Before I get to complaining and excuses, let me plug a G. K. Chesterton novel I hadn’t discovered before.  Gems like, “…our democracy has only one great flaw; it is not democratic.” and “As mistaken lovers might watch the inevitable sunset of first love, these men watched the sunset of their first hatred.” challenge my own attempts at pithy statements. (Ok maybe those aren’t exactly spectacular, but I’m only starting the book. Besides, I like them.)

It’s knowing these treasures exist that makes any book by Chesterton, which the first few lines will tell you is no penny thriller or pulp sci-fi, worth the concentration required to harvest his ideas. They’re deep. Thoroughly probed in all their obscure nooks. You may not agree with all his conclusions. But the journey is filled with rewards for the effort.  

Oh yes, my new-found treasure is The Ball and the Cross. Public domain. I got my copy from Free-eBooks.net.

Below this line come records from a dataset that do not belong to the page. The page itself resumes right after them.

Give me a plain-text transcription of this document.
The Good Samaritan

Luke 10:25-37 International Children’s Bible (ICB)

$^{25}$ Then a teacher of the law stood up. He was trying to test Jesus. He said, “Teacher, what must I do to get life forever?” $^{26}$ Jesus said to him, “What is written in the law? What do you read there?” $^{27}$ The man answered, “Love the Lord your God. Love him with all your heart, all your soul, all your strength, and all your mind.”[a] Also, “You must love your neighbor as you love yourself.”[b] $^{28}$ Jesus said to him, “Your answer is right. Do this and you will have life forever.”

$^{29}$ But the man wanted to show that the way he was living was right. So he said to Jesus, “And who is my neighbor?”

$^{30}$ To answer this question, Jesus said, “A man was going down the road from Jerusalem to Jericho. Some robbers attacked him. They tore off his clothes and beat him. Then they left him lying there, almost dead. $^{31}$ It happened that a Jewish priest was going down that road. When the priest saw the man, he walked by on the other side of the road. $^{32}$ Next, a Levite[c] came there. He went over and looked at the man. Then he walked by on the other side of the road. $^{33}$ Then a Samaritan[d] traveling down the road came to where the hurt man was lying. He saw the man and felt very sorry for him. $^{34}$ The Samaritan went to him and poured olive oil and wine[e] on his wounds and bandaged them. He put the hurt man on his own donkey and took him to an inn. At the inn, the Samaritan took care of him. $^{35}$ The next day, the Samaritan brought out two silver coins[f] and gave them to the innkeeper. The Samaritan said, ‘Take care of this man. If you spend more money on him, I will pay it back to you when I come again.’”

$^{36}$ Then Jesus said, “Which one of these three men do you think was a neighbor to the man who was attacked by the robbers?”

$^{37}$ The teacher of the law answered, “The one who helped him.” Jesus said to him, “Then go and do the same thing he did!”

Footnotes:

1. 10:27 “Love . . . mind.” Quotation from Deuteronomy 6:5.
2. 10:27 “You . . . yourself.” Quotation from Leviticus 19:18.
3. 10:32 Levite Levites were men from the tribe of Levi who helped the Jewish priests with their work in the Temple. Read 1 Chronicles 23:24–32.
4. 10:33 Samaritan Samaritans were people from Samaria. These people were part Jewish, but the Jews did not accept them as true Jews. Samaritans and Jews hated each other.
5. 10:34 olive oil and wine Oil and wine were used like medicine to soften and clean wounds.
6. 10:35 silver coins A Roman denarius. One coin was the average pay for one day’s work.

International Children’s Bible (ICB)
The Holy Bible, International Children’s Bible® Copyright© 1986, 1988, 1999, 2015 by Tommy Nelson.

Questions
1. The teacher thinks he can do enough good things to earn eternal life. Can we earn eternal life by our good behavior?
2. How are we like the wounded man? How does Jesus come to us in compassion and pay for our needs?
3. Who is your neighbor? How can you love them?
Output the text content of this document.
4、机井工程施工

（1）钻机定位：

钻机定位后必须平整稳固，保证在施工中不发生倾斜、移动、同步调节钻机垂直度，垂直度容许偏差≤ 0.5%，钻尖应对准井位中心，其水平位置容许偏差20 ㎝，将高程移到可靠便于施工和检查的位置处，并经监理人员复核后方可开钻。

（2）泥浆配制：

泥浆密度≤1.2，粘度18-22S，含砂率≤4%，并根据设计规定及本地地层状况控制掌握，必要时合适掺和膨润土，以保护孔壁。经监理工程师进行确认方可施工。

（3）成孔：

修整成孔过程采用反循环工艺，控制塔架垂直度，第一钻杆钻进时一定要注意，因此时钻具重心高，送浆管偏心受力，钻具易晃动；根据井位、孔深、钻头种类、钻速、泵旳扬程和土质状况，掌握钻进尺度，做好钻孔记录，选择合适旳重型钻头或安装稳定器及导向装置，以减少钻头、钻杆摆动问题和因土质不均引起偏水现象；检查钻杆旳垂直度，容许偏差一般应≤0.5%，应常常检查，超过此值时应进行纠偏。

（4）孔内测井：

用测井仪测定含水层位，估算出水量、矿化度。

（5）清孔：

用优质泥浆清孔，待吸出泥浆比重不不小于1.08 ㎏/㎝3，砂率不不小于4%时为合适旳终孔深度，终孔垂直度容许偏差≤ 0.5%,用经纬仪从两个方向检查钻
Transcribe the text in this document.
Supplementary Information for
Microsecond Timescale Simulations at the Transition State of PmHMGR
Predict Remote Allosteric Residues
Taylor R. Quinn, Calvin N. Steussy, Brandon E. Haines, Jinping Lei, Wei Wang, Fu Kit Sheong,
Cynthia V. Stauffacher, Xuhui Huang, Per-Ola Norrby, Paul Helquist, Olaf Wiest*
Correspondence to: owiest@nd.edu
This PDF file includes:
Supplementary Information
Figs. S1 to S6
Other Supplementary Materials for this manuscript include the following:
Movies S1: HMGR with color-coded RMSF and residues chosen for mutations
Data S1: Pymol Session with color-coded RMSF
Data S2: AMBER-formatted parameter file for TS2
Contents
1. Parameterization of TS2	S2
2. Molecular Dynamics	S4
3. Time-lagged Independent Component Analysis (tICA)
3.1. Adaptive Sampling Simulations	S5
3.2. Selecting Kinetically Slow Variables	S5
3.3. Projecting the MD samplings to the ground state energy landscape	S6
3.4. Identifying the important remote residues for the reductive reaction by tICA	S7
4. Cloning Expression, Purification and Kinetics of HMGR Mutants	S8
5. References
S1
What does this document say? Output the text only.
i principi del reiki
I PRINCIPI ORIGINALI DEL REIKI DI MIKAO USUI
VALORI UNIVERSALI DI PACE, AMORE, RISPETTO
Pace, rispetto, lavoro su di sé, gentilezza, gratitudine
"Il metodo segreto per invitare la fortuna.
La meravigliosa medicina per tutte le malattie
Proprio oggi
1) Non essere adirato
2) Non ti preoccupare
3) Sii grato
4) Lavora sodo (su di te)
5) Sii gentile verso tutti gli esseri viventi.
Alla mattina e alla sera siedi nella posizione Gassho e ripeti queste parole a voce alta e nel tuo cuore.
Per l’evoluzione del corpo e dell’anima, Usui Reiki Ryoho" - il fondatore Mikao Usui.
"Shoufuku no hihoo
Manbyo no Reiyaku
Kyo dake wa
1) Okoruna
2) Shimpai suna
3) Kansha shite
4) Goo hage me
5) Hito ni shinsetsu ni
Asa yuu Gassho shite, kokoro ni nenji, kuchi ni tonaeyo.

But I’d be very surprised if it wasn’t also on Gutenberg.org. Have I recently sung the praises of reading on the tiny screen? Jim’s Reason # 38 why eBooks are better than paper: you never lose the page when you fall asleep reading. 

My goal of dictating a mostly unedited post daily for November’s #DigiWriMo ran off the rails early. Until it dissappears, one doesn’t realize how valuable or scarce private time with WiFi can be. It’s just not possible to even HAVE deeper thinking, never mind articulating it carefully when surrounded by people who have their own agenda for you. Add the fatigue of weather-related travel delays and poor connectivity for voice recognition and you’ll understand why I’m pecking this out at forty thousand feet enroute to Saskatoon, a day late to my meetings and two days behind my writing ambitions.